瞬足は03年にアキレスが投入した子供用の運動靴です。そしてそのコンセプトが小学生に響いています。靴底の左側のグリップ力を増す事でトラックのカーブをバランスよく速く走れるというのです。普段の掛けっこや運動会でも速く走れる!という夢のようなシューズは子供たちの間で口コミが広がり今や年間に500万足をも販売する大ヒット商品になっています。(※因みに、運動靴では年間100万足で大ヒットの世界、500万足は異例のヒットで有る事が伺えますね。)

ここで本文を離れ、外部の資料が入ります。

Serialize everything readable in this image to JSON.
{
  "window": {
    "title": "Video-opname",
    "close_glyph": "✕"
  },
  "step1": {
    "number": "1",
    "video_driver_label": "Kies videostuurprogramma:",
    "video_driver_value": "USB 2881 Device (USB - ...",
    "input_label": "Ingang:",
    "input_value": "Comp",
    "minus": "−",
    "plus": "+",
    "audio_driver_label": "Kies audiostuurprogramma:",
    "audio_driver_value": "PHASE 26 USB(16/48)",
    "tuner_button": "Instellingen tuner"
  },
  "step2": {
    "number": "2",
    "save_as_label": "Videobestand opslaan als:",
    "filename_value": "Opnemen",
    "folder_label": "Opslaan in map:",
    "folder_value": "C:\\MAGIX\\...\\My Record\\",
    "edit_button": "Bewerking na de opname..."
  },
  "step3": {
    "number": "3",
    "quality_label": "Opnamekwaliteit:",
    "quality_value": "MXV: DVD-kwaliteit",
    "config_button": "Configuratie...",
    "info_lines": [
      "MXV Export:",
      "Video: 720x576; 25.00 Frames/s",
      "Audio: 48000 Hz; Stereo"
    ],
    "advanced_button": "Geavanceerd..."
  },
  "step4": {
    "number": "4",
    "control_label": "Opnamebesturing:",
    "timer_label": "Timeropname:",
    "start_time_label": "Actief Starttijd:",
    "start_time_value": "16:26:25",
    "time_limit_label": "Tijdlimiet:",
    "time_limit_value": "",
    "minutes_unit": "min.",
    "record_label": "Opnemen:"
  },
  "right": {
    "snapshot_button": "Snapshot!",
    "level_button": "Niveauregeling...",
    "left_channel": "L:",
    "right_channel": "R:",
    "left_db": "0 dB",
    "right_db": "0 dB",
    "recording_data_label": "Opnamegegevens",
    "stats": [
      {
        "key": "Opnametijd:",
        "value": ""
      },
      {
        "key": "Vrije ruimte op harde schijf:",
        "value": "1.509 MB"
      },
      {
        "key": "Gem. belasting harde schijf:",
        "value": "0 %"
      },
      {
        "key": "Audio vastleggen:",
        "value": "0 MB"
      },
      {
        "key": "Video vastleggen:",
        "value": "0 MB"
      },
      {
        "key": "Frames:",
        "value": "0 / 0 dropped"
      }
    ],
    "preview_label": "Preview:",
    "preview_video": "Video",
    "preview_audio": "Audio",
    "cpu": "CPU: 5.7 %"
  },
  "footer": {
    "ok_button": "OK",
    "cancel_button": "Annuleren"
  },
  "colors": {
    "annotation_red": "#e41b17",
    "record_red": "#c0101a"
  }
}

ここに目をつけたのがブランドビジネスに強い伊藤忠です。伊藤忠は瞬足の靴以外のマスターライセンス権を取得しました。そして他メーカーとサブライセンス契約を交わし、ウエア、靴下、水着、自転車、一輪車、文具、弁当箱、更にはスキー用品まで瞬足のブランドを拡張するという計画です。市場は3歳から11歳の約1000万人を超える子供。3年間で150億円の総合ブランドを見込んでいます。

さて、このブランド展開はいかがなものか?瞬足のブランドメッセージは、「コーナーを速く走れる靴」でした。そして子供たちの間でもその事が明確に支持されています。したがって、走るという機能に着目するとウェアや靴下はその意図を継承する事が出来ますが、自転車や一輪車、弁当箱に至ってはブランドのイメージを継承するのにそもそも無理があるのではないでしょうか?

これに対しては、アーカーの著書「ブランド・エクイティ戦略」でブランド拡張時の留意点としてブランドネームが傷つけられる厄介な影響を注意しないといけない、と指摘しています。また、瞬足のブランドイメージを希薄してしまうことも考えられます。

瞬足のブランディング。注目ですね。